Typically these are for new arrivals, but at times as many as five of the seven cells are occupied by people on suicide watch, Wright said.



The narrow L-shaped booking area processes some 4,000 inmates in and out of the facility each year. While calm expedites the work, chaos sometimes reigns as those under observation scream, kick and take swipes at officers.

In a tour of the area, smelling strongly of cleaning agents, a corrections officer pointed to scratches on a cell's plexiglass window made by a disturbed inmate.

Revolving door

Often after mentally ill inmates are released from Rockingham County Jail, they have nowhere to go. They end up on the street and reoffend: shoplifting out of hunger or trespassing out of homelessness.

Wright said he knows of at least one person jailed there five times in one year.

Many of the mentally ill people depend on Social Security benefits for income. When incarcerated for more than 30 days, the benefits stop. It can take a long time for reinstatement, Watkins said.

Without cash, it's hard to find housing or to afford a telephone or transportation to apply for food stamps or mental health services, she said.

Wright and Watkins want change. They are meeting with community mental health and other agencies, as well as police and judicial officials as they seek prevention programs, more psychiatric beds and alternatives to jail for the severely mentally ill.

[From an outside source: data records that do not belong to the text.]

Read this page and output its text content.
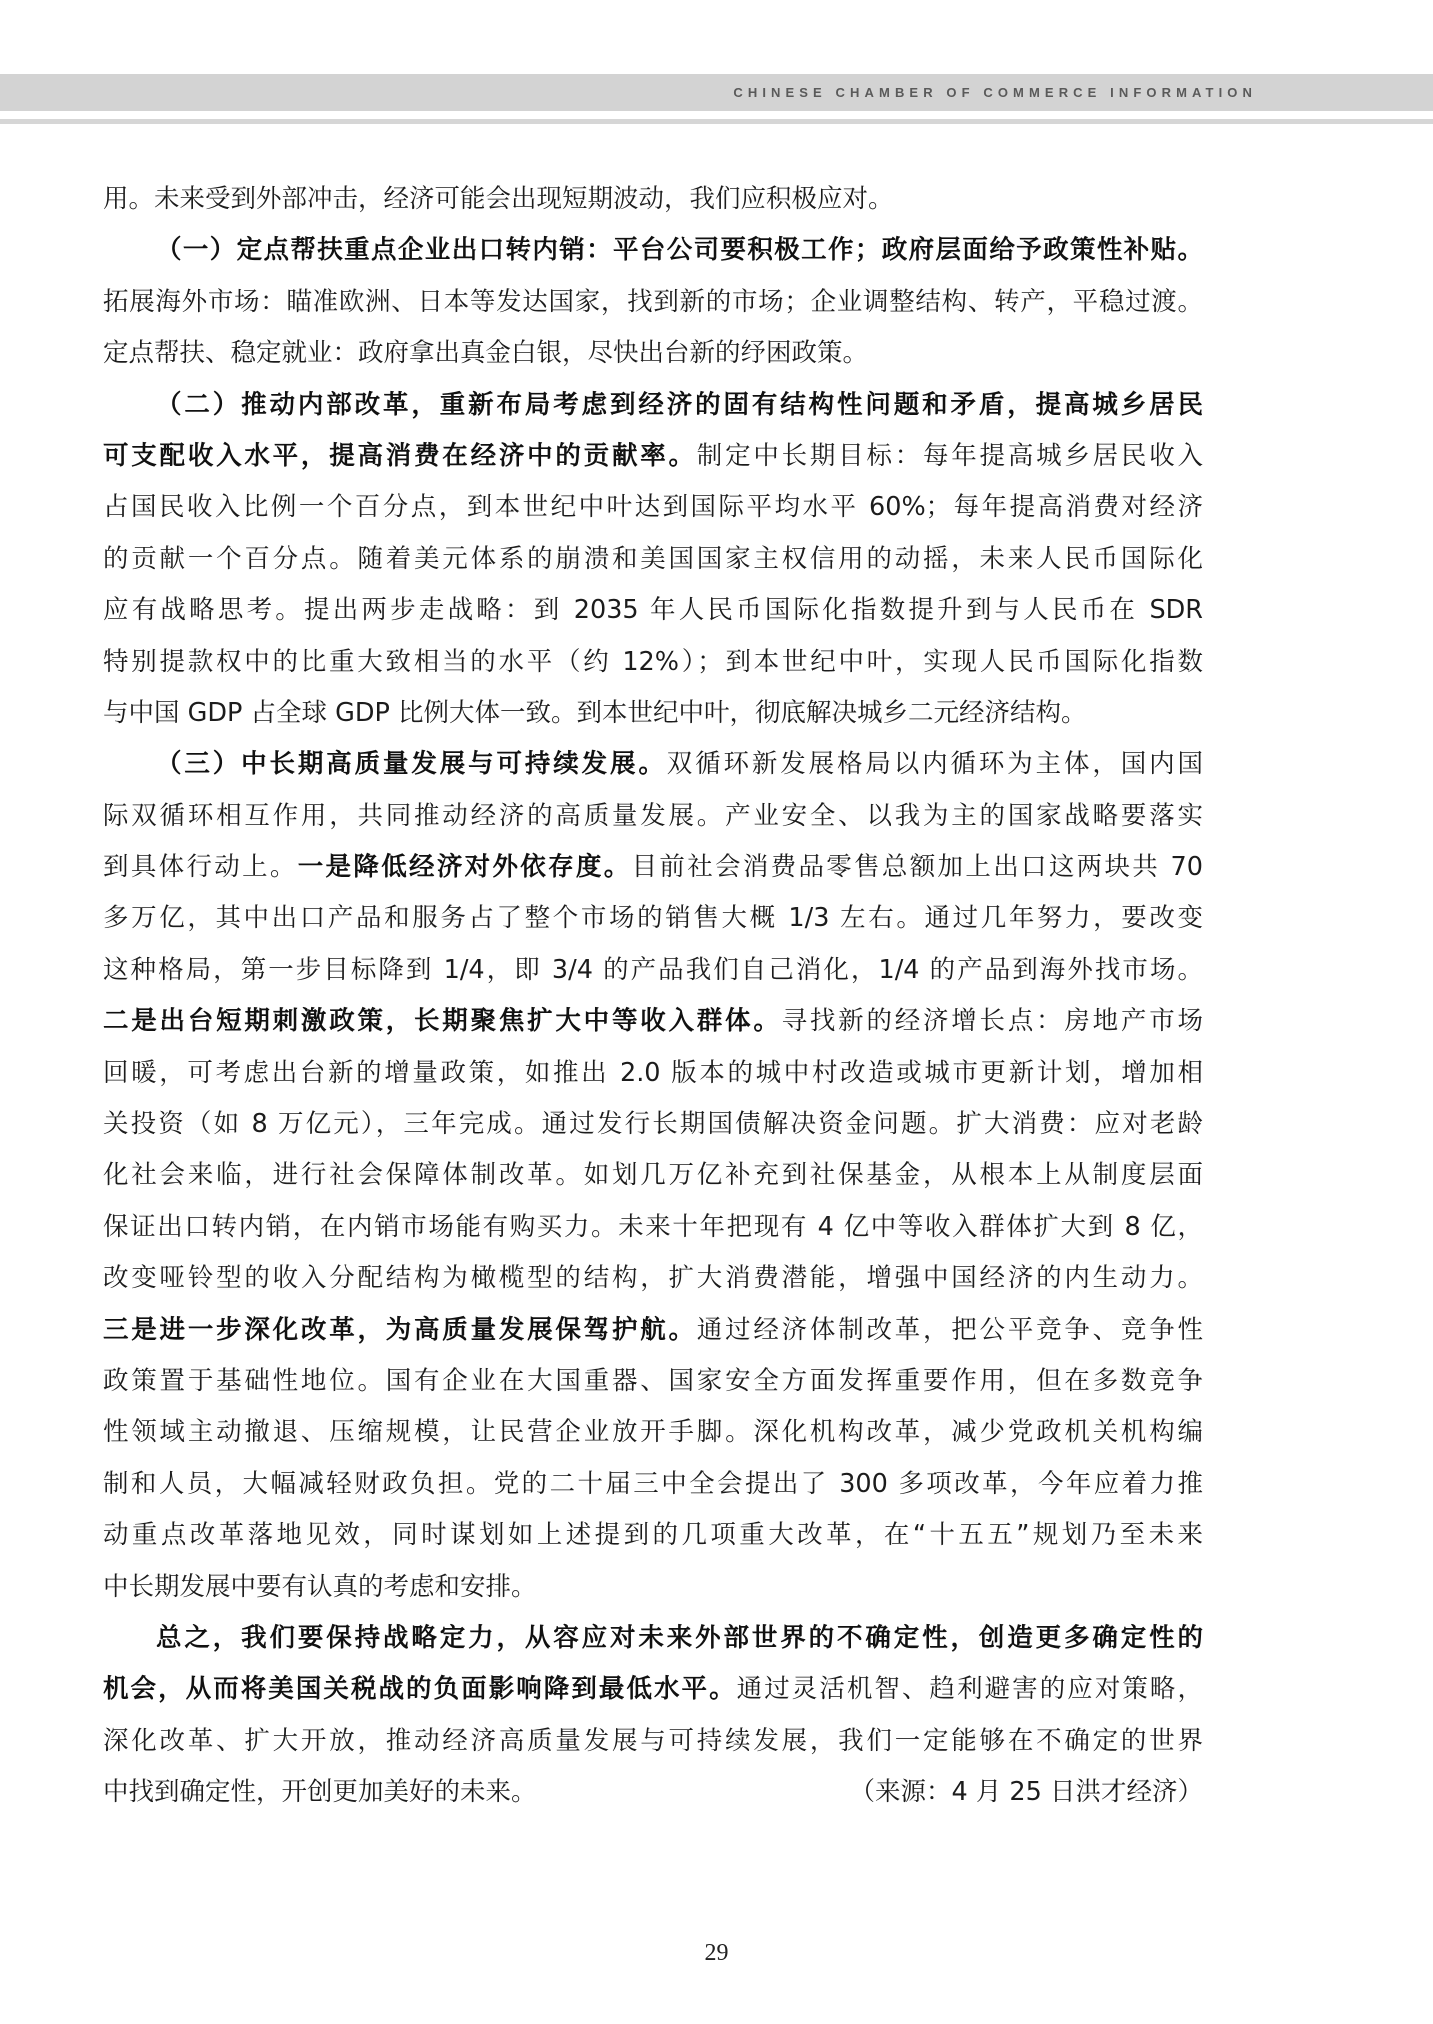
CHINESE CHAMBER OF COMMERCE INFORMATION
用。未来受到外部冲击，经济可能会出现短期波动，我们应积极应对。
（一）定点帮扶重点企业出口转内销：平台公司要积极工作；政府层面给予政策性补贴。
拓展海外市场：瞄准欧洲、日本等发达国家，找到新的市场；企业调整结构、转产，平稳过渡。
定点帮扶、稳定就业：政府拿出真金白银，尽快出台新的纾困政策。
（二）推动内部改革，重新布局考虑到经济的固有结构性问题和矛盾，提高城乡居民
可支配收入水平，提高消费在经济中的贡献率。制定中长期目标：每年提高城乡居民收入
占国民收入比例一个百分点，到本世纪中叶达到国际平均水平 60%；每年提高消费对经济
的贡献一个百分点。随着美元体系的崩溃和美国国家主权信用的动摇，未来人民币国际化
应有战略思考。提出两步走战略：到 2035 年人民币国际化指数提升到与人民币在 SDR
特别提款权中的比重大致相当的水平（约 12%）；到本世纪中叶，实现人民币国际化指数
与中国 GDP 占全球 GDP 比例大体一致。到本世纪中叶，彻底解决城乡二元经济结构。
（三）中长期高质量发展与可持续发展。双循环新发展格局以内循环为主体，国内国
际双循环相互作用，共同推动经济的高质量发展。产业安全、以我为主的国家战略要落实
到具体行动上。一是降低经济对外依存度。目前社会消费品零售总额加上出口这两块共 70
多万亿，其中出口产品和服务占了整个市场的销售大概 1/3 左右。通过几年努力，要改变
这种格局，第一步目标降到 1/4，即 3/4 的产品我们自己消化，1/4 的产品到海外找市场。
二是出台短期刺激政策，长期聚焦扩大中等收入群体。寻找新的经济增长点：房地产市场
回暖，可考虑出台新的增量政策，如推出 2.0 版本的城中村改造或城市更新计划，增加相
关投资（如 8 万亿元），三年完成。通过发行长期国债解决资金问题。扩大消费：应对老龄
化社会来临，进行社会保障体制改革。如划几万亿补充到社保基金，从根本上从制度层面
保证出口转内销，在内销市场能有购买力。未来十年把现有 4 亿中等收入群体扩大到 8 亿，
改变哑铃型的收入分配结构为橄榄型的结构，扩大消费潜能，增强中国经济的内生动力。
三是进一步深化改革，为高质量发展保驾护航。通过经济体制改革，把公平竞争、竞争性
政策置于基础性地位。国有企业在大国重器、国家安全方面发挥重要作用，但在多数竞争
性领域主动撤退、压缩规模，让民营企业放开手脚。深化机构改革，减少党政机关机构编
制和人员，大幅减轻财政负担。党的二十届三中全会提出了 300 多项改革，今年应着力推
动重点改革落地见效，同时谋划如上述提到的几项重大改革，在“十五五”规划乃至未来
中长期发展中要有认真的考虑和安排。
总之，我们要保持战略定力，从容应对未来外部世界的不确定性，创造更多确定性的
机会，从而将美国关税战的负面影响降到最低水平。通过灵活机智、趋利避害的应对策略，
深化改革、扩大开放，推动经济高质量发展与可持续发展，我们一定能够在不确定的世界
中找到确定性，开创更加美好的未来。	（来源：4 月 25 日洪才经济）
29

Watkins said prevention is less expensive than incarceration, both in human and economic costs.

Their work, and that of others, is bearing fruit.

A drop-in center run by the mentally ill for the mentally ill recently opened on Islington Street in Portsmouth.

The state has two mental health courts open; a third pilot program is in the works; and there is interest in starting one in Rockingham County.

In these courtrooms, people accused of a misdemeanor, nonviolent crime can be sent to treatment instead of jail. The purpose is to speed up treatment for those in need and to reduce recidivism

"Getting them help, getting them stabilized can head off reincarceration," Watkins said.